In Silico Design of Multi-Epitope ESAT-6:Ag85b:Fcγ2a Fusion Protein as a Novel Candidate for Tuberculosis Vaccine

Mycobacterium tuberculosis (MTB), which is the causative agent of tuberculosis (TB), is among the most important infectious bacteria with high morbidity and mortality rates worldwide. Bacilli Calmette-Guerin (BCG) vaccine has been discovered for about a century, and it is considered as a major vaccine for humans. However, some factors, such as its attenuated nature and its inefficacy against the latent form of the disease, have led to the use of alternative vaccines.

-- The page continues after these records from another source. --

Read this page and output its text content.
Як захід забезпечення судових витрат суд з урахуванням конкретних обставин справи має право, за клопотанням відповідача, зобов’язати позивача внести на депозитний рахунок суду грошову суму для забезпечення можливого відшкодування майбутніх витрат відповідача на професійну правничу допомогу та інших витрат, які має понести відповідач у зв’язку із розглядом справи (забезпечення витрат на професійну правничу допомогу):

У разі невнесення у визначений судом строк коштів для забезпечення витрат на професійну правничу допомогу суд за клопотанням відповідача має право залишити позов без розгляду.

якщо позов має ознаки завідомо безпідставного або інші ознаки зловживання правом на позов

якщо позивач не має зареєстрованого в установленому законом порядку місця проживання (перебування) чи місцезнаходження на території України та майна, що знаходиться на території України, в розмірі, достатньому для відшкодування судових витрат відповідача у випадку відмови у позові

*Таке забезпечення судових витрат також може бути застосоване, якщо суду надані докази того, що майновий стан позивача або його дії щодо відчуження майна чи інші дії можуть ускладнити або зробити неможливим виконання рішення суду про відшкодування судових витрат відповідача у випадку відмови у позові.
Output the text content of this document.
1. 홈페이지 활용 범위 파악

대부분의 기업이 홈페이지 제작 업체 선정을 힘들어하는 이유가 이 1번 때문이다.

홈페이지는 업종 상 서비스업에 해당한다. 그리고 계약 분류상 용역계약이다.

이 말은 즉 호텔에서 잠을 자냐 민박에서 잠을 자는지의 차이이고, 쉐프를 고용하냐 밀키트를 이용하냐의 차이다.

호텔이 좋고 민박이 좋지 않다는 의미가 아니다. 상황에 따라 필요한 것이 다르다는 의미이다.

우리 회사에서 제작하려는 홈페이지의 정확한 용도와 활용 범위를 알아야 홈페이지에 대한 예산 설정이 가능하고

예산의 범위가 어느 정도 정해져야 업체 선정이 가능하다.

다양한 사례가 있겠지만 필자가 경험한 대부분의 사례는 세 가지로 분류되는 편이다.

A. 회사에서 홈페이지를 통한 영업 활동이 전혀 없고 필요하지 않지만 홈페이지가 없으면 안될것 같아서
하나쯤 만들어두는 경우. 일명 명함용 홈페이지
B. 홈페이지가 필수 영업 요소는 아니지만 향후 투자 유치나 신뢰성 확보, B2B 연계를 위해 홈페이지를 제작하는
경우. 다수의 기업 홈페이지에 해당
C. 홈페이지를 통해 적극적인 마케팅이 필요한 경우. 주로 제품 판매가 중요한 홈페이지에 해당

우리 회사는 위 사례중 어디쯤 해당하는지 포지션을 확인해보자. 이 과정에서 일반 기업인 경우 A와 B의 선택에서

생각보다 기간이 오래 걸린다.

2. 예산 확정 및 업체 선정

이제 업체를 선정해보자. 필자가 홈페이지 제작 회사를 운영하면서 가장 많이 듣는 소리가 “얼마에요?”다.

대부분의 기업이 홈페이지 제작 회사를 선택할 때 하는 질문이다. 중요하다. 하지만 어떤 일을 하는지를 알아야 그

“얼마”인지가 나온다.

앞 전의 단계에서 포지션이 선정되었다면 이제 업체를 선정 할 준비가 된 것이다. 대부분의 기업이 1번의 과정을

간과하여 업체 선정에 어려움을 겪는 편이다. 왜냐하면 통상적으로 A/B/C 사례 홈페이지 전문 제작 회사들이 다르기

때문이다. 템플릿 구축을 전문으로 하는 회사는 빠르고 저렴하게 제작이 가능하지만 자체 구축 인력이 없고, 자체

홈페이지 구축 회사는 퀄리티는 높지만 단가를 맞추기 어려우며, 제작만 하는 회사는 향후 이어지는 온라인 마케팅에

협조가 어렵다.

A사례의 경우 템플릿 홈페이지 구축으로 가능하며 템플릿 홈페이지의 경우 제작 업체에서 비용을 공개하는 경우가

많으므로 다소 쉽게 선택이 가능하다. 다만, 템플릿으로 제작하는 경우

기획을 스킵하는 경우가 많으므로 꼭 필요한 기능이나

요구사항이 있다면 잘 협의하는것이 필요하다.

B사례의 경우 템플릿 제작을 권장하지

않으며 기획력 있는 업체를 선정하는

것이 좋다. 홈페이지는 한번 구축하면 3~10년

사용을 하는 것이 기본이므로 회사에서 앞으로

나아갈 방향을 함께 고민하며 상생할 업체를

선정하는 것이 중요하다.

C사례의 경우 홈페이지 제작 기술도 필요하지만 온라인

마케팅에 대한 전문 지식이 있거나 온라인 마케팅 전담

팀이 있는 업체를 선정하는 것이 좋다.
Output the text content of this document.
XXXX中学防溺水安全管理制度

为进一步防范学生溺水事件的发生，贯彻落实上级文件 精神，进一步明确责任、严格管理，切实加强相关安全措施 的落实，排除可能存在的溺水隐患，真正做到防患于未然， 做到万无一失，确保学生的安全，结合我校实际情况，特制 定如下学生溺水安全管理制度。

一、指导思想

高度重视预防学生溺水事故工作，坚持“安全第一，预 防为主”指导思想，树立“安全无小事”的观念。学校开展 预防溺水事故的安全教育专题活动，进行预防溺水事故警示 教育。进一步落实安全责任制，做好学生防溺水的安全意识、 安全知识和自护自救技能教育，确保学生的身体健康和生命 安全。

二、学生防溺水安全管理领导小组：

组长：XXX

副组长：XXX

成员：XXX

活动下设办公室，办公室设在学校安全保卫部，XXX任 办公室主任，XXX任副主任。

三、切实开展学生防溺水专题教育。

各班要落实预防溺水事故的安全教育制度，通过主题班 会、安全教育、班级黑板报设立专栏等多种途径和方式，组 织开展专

Multi-epitope subunit vaccines are new-generation vaccines that are being developed in clinical trial phases. For the production of a subunit vaccine, the selection of immunodominant antigens and targeted delivery systems to antigen presenting cells (APCs) are considered as basic parameters. In the present study, we designed the novel multi-epitope ESAT-6:Ag85B:Fcγ2a, which was evaluated completely by various online tools as an optimum vaccine against TB. The early secreted antigenic target of 6 kDa (ESAT-6) and antigen 85B (Ag85B) are two immunodominant antigens, and Fcγ2a is a targeted delivery system. This vaccine candidate can be used for future preclinical studies.